4.) Approach Social Gaming as an Opportunity
I was wondering how it was working with Zynga. Apparently, it was easy for Farmers to work with them and align their strategy with that of Zynga to ensure that Farmers was able to build awareness while respecting the integrity of the game and the people playing it. Social gaming is an opportunity, like mobile, that are only going to gain in importance, yet so few companies seem to have a strategy on. Now is the perfect time to approach social gaming as an opportunity.
5.) Compliance Issues for a Regulated Industry?
There are many companies in regulated industries like Farmers who are trying to stay as far away from social media as possible. It was encouraging to see that Farmers agreed to do this social campaign, yet I wondered if there were any internal departments worrying about potential compliance issues. According to Harms, FarmVille is a virtual world, so the only compliance issues that Farmers had was actually making sure that they played by the rules of the game! Even if your company is in a regulated industry, there are things that can be done in social media to help your company build brand awareness.

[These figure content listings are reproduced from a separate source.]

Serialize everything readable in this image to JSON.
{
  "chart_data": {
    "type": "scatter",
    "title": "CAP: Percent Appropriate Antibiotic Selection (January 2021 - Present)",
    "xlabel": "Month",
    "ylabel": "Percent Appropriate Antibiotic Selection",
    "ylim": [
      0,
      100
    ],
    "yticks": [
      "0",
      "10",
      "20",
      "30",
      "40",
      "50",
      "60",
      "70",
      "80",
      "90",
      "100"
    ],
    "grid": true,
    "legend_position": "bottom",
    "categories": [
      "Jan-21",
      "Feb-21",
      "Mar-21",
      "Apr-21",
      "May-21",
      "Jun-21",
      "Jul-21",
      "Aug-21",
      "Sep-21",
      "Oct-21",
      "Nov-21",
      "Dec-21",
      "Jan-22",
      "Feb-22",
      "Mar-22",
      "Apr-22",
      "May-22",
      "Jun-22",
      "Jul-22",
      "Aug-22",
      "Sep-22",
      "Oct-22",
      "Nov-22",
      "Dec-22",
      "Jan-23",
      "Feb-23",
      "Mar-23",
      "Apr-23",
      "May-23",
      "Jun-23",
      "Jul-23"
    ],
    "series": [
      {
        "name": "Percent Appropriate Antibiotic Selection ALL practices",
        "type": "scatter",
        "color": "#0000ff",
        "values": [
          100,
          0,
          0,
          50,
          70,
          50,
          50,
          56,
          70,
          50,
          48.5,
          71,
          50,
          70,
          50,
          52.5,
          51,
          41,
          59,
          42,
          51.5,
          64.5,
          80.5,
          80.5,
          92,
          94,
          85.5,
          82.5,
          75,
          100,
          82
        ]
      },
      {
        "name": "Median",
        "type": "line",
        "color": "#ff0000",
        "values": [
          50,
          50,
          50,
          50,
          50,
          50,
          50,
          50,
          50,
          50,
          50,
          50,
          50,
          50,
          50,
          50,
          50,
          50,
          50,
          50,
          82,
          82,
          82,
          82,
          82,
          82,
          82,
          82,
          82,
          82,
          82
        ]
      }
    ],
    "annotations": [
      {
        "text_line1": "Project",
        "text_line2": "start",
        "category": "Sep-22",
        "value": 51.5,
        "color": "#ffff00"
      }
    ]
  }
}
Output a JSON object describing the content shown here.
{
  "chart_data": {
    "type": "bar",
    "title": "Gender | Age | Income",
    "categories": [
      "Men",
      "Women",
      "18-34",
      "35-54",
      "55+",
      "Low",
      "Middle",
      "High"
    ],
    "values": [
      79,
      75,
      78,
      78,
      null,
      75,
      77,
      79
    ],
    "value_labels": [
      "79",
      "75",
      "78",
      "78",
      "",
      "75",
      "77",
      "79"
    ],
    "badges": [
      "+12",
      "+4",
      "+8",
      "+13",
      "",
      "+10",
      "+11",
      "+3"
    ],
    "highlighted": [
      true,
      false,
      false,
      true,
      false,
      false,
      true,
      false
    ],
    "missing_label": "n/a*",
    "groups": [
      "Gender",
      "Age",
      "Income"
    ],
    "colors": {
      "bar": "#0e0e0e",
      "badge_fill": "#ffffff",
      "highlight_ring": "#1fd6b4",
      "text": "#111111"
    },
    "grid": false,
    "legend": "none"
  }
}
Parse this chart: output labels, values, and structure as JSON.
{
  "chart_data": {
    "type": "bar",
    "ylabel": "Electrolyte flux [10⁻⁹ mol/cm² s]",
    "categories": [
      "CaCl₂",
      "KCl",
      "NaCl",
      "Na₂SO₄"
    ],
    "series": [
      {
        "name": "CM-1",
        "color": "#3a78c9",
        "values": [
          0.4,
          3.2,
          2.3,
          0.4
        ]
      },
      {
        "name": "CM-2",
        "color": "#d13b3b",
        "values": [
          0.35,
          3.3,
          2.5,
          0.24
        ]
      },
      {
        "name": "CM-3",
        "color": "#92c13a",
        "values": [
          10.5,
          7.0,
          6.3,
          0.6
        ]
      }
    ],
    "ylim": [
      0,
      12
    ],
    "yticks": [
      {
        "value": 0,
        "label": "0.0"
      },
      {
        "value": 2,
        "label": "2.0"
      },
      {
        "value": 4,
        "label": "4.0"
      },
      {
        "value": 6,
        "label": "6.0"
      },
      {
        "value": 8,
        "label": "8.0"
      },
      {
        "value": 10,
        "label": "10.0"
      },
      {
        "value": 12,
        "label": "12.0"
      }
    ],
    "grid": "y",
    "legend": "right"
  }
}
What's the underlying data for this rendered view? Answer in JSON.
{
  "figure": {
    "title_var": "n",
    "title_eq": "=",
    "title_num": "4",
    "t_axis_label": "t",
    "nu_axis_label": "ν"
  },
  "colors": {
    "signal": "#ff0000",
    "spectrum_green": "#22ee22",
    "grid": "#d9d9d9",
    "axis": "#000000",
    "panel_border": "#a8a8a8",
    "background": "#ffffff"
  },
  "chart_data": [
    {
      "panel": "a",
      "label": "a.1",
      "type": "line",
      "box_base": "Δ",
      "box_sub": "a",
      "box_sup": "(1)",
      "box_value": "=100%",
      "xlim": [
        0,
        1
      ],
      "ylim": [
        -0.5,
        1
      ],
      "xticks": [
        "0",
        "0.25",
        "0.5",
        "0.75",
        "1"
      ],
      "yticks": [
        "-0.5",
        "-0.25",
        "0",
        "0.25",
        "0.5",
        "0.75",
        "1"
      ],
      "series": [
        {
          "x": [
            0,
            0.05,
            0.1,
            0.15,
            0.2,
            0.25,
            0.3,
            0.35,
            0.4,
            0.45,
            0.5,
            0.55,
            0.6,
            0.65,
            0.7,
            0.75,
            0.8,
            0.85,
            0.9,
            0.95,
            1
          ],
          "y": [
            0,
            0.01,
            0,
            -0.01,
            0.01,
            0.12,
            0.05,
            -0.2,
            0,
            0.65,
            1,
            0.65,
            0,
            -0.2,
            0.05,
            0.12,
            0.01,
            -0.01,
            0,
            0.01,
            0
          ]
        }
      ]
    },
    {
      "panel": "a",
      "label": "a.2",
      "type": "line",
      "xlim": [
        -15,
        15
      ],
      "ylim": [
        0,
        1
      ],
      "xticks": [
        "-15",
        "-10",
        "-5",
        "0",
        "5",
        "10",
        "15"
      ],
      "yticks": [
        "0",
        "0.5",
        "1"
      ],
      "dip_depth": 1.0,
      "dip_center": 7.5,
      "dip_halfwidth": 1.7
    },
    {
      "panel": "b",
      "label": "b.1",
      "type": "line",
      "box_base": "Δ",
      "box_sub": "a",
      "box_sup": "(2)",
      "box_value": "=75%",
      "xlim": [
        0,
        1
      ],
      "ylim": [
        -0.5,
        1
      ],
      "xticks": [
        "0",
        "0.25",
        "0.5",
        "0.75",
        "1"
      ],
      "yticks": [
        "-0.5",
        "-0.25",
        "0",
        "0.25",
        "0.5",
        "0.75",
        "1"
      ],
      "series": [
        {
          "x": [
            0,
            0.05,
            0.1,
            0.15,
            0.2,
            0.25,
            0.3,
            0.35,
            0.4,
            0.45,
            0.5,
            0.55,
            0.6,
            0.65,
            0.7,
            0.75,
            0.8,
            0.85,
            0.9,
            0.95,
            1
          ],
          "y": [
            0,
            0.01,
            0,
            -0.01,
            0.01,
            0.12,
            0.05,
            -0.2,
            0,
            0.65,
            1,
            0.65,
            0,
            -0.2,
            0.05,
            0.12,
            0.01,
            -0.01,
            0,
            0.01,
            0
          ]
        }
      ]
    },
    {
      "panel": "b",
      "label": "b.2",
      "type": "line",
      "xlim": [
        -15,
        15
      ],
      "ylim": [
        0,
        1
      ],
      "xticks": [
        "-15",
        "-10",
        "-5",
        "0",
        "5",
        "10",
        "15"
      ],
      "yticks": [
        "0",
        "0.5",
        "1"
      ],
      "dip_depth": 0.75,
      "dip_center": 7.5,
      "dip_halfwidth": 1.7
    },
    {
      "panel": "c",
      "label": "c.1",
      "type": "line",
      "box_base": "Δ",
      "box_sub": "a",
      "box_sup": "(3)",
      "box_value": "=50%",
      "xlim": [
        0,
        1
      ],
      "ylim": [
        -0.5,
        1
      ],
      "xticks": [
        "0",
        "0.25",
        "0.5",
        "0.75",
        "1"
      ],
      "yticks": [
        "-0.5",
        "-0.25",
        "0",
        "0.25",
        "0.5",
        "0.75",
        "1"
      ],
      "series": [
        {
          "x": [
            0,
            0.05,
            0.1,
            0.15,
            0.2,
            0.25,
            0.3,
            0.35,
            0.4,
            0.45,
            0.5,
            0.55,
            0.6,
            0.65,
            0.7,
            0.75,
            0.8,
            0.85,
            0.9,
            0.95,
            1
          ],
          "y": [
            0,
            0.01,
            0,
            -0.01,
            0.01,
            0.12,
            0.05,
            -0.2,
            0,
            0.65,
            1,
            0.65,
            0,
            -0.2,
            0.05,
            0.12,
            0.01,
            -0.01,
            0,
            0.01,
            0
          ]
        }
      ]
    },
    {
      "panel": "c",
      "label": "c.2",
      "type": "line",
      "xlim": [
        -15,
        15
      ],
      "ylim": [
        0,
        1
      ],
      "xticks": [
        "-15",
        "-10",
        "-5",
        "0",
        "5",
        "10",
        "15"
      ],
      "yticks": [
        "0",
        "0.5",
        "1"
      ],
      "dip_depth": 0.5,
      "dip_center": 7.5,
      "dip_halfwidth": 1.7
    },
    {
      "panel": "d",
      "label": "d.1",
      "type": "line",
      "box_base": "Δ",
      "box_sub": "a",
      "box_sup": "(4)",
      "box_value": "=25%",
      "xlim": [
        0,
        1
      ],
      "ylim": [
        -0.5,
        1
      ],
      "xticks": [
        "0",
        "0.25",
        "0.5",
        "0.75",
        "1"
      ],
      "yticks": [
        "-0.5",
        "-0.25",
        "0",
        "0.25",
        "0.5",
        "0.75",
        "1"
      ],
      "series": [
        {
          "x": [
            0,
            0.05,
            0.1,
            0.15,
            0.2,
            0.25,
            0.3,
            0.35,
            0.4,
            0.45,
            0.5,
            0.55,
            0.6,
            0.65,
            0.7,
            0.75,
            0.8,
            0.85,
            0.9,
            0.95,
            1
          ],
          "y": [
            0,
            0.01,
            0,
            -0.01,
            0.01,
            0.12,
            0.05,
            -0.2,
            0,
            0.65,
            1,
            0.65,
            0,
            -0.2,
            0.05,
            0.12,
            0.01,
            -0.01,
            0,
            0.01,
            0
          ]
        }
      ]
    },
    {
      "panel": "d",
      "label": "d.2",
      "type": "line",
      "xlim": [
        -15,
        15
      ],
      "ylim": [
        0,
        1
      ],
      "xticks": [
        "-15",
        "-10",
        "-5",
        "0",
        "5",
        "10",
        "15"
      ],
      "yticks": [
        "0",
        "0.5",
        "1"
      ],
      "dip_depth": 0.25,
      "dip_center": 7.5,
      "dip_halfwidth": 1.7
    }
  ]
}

6.) Social Media Does Not Exist in a Vacuum
Farmers is not putting an airship on FarmVille for the sake of advertising in a virtual world. They are, in parallel, running a campaign on their Facebook Fan Page which will allow the winners, chosen from those that “Like” their page, to have a ride in the actual Farmers Airship, pictured above, which is apparently the largest flying aircraft in the world. Gamers on FarmVille will be taken directly to the Farmers Fan Page by clicking on the virtual airship protecting the virtual crops. By integrating FarmVille and Facebook with their promotional campaign, the result will not only be much greater awareness by those playing Farmville as well as Facebook users in general; it will also have a lasting effect of having a Fan Page with tens of thousands of present customers and future clients that can now be tapped into in the future.
So what have the results been of the campaign so far? The Facebook sweepstakes started 2 weeks ago, at which time Farmers had 6,500 Facebook fans. That number last week swelled to 14,000 with the introduction of the sweepstakes. After the FarmVille campaign started on Monday, that number has jumped to more than 37,500 fans. That doesn’t necessarily equate to more revenues, but in an industry where Geico has mindshare with their entertaining commercials and Allstate and State Farm have more sales, Farmers has made a statement by setting up shop and allowing their fans quick access to quotations, searching local dealers, and even the ability to ask a question directly on their Fan Page Wall.
Where does Farmers go from here? “Obviously we want to be number one in social media out of all of the insurance brands,” said Harms, “but more importantly, we want to be considered a leading social brand, a company that would be at the top of the Social Media Brand Engagement Report put out by Altimeter.”
It is refreshing to see a big brand who understands where they are going and where they need to be with their social strategy.
What do you think of this social campaign?